Brought to you by NumFOCUS Foundation and O’Reilly Media Inc.
The official Jupyter Conference
August 22-23, 2017: Training
August 23-25, 2017: Tutorials & Conference
New York, NY

Dockerize and Kerberize JupyterHub Notebook for Spark, Yarn and HDFS

Moderated by: Joy Chakraborty

Who is this presentation for?

Data Engineer, Data Architect, Data Scientist, Devops engineer

Prerequisite knowledge

Some prior knowledge of Jupyter technologies and basic knowledge of HDFS and docker will help but not required.

What you'll learn

Setting up Docker for complex integration Working with Kerberos and KDC server Setting up JupyterHub for Spark running in Yarn cluster Securing multi-user Jupyter notebook

Description

This presentation will provide technical design and development insights in order to set up a Kerberize (secured) JupyterHub notebook for HDFS and Yarn (running Hive, Spark, etc.). Joy will show how Bloomberg set up the Kerberos-based notebook for Data Science community using Docker by integrating JupyterHub, Sparkmagic, and Levy. Sparkmagic provides the Spark kernel for R, Scala and Python.
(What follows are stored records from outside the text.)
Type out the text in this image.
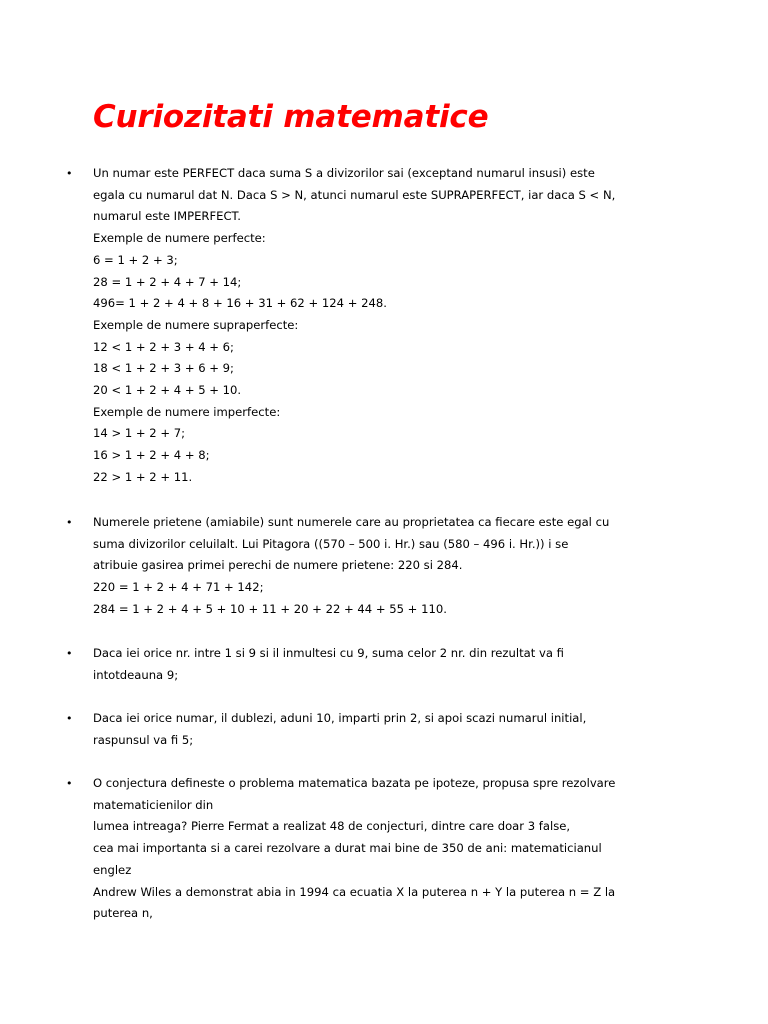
Curiozitati matematice
• Un numar este PERFECT daca suma S a divizorilor sai (exceptand numarul insusi) este
egala cu numarul dat N. Daca S > N, atunci numarul este SUPRAPERFECT, iar daca S < N,
numarul este IMPERFECT.
Exemple de numere perfecte:
6 = 1 + 2 + 3;
28 = 1 + 2 + 4 + 7 + 14;
496= 1 + 2 + 4 + 8 + 16 + 31 + 62 + 124 + 248.
Exemple de numere supraperfecte:
12 < 1 + 2 + 3 + 4 + 6;
18 < 1 + 2 + 3 + 6 + 9;
20 < 1 + 2 + 4 + 5 + 10.
Exemple de numere imperfecte:
14 > 1 + 2 + 7;
16 > 1 + 2 + 4 + 8;
22 > 1 + 2 + 11.
• Numerele prietene (amiabile) sunt numerele care au proprietatea ca fiecare este egal cu
suma divizorilor celuilalt. Lui Pitagora ((570 – 500 i. Hr.) sau (580 – 496 i. Hr.)) i se
atribuie gasirea primei perechi de numere prietene: 220 si 284.
220 = 1 + 2 + 4 + 71 + 142;
284 = 1 + 2 + 4 + 5 + 10 + 11 + 20 + 22 + 44 + 55 + 110.
• Daca iei orice nr. intre 1 si 9 si il inmultesi cu 9, suma celor 2 nr. din rezultat va fi
intotdeauna 9;
• Daca iei orice numar, il dublezi, aduni 10, imparti prin 2, si apoi scazi numarul initial,
raspunsul va fi 5;
• O conjectura defineste o problema matematica bazata pe ipoteze, propusa spre rezolvare
matematicienilor din
lumea intreaga? Pierre Fermat a realizat 48 de conjecturi, dintre care doar 3 false,
cea mai importanta si a carei rezolvare a durat mai bine de 350 de ani: matematicianul
englez
Andrew Wiles a demonstrat abia in 1994 ca ecuatia X la puterea n + Y la puterea n = Z la
puterea n,
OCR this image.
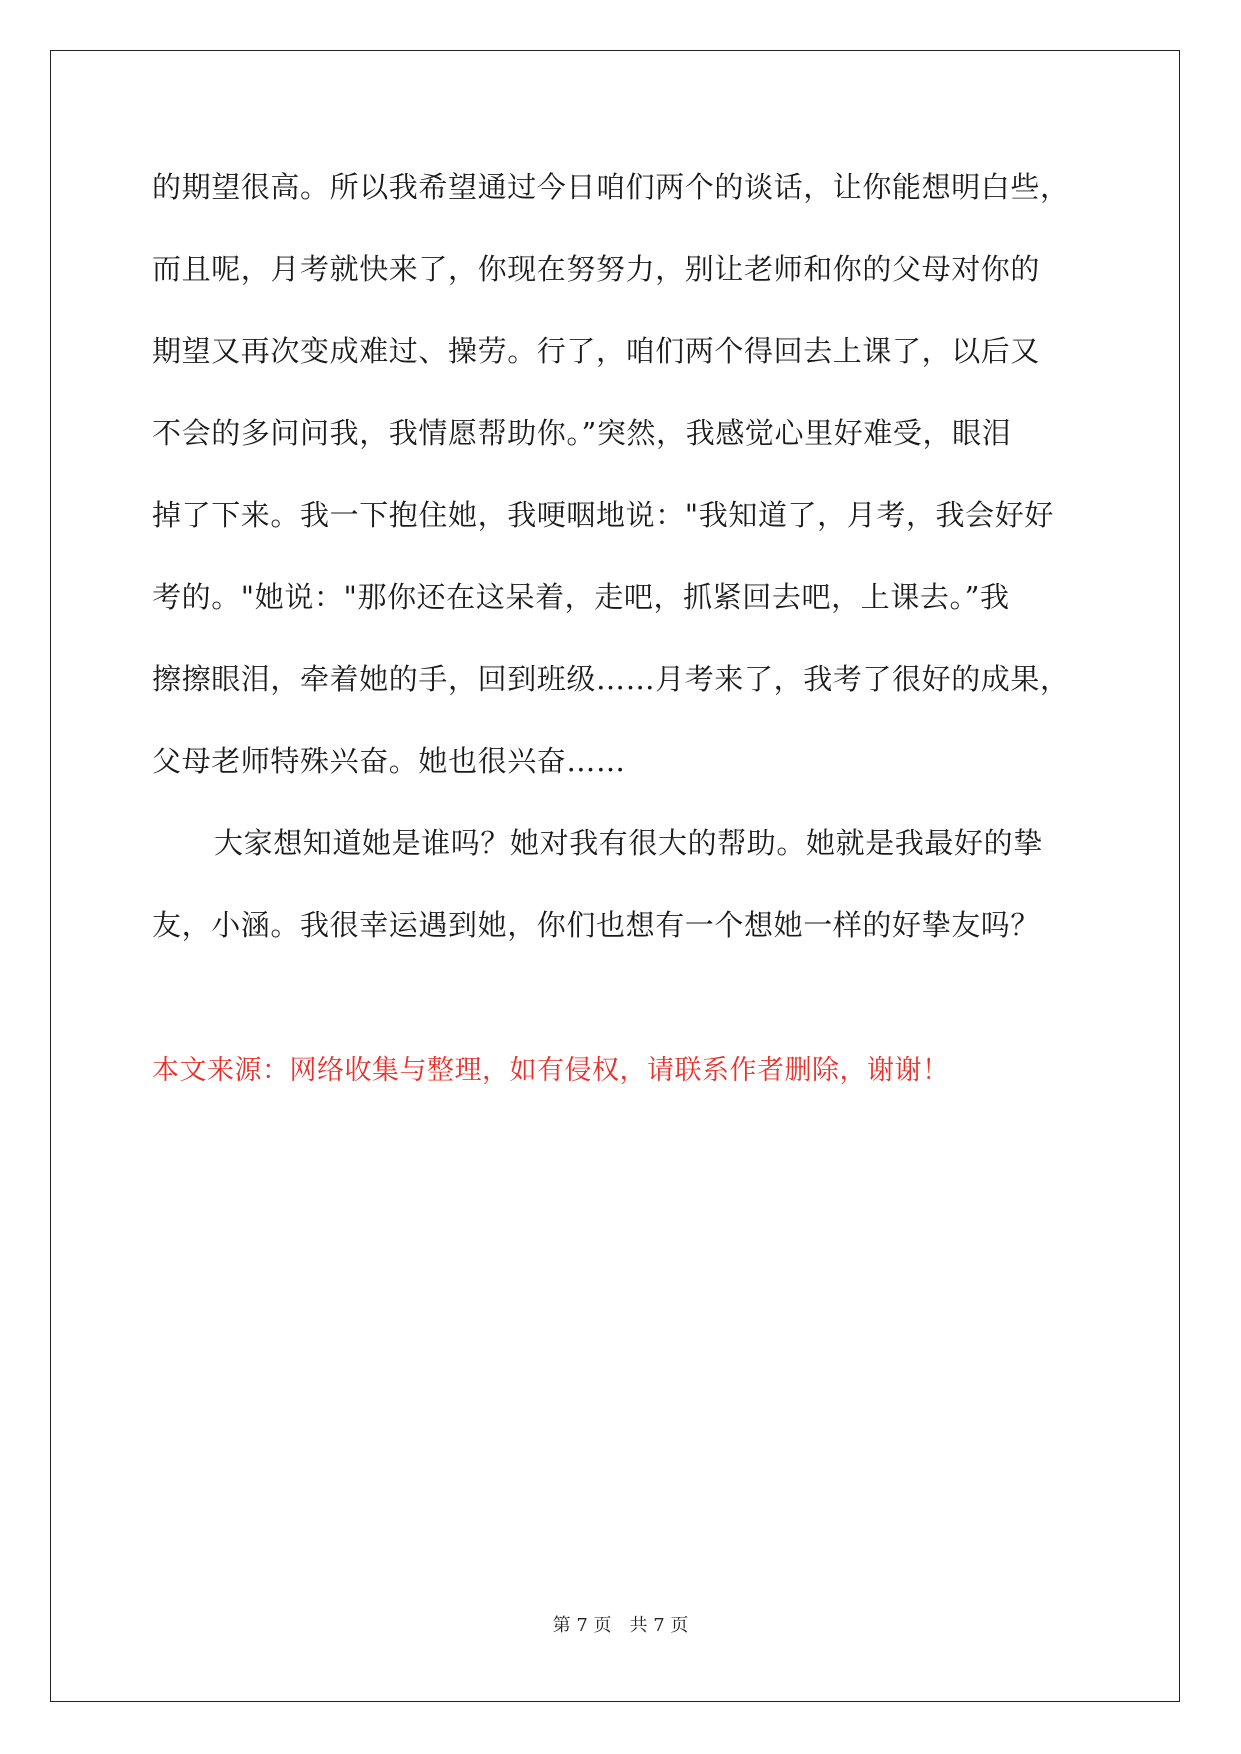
的期望很高。所以我希望通过今日咱们两个的谈话，让你能想明白些，
而且呢，月考就快来了，你现在努努力，别让老师和你的父母对你的
期望又再次变成难过、操劳。行了，咱们两个得回去上课了，以后又
不会的多问问我，我情愿帮助你。”突然，我感觉心里好难受，眼泪
掉了下来。我一下抱住她，我哽咽地说："我知道了，月考，我会好好
考的。"她说："那你还在这呆着，走吧，抓紧回去吧，上课去。”我
擦擦眼泪，牵着她的手，回到班级……月考来了，我考了很好的成果，
父母老师特殊兴奋。她也很兴奋……
大家想知道她是谁吗？她对我有很大的帮助。她就是我最好的挚
友，小涵。我很幸运遇到她，你们也想有一个想她一样的好挚友吗？
本文来源：网络收集与整理，如有侵权，请联系作者删除，谢谢！
第 7 页　共 7 页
Livy is one of the most promising open source software to allow to submit Spark jobs over http-based REST interfaces. This presentation will highlight the capabilities of Jupyterhub, Sparkmagic and Livy, along with the gap and development required in order to make the notebook to work with Kerberized HDFS/Yarn cluster running Hive, Spark and other services. Docker minimizes the complex integration challenges involving networking and isolation which is essential for such project that will be covered in this presentation. No prior knowledge of any of these technologies is required in order to understand this presentation.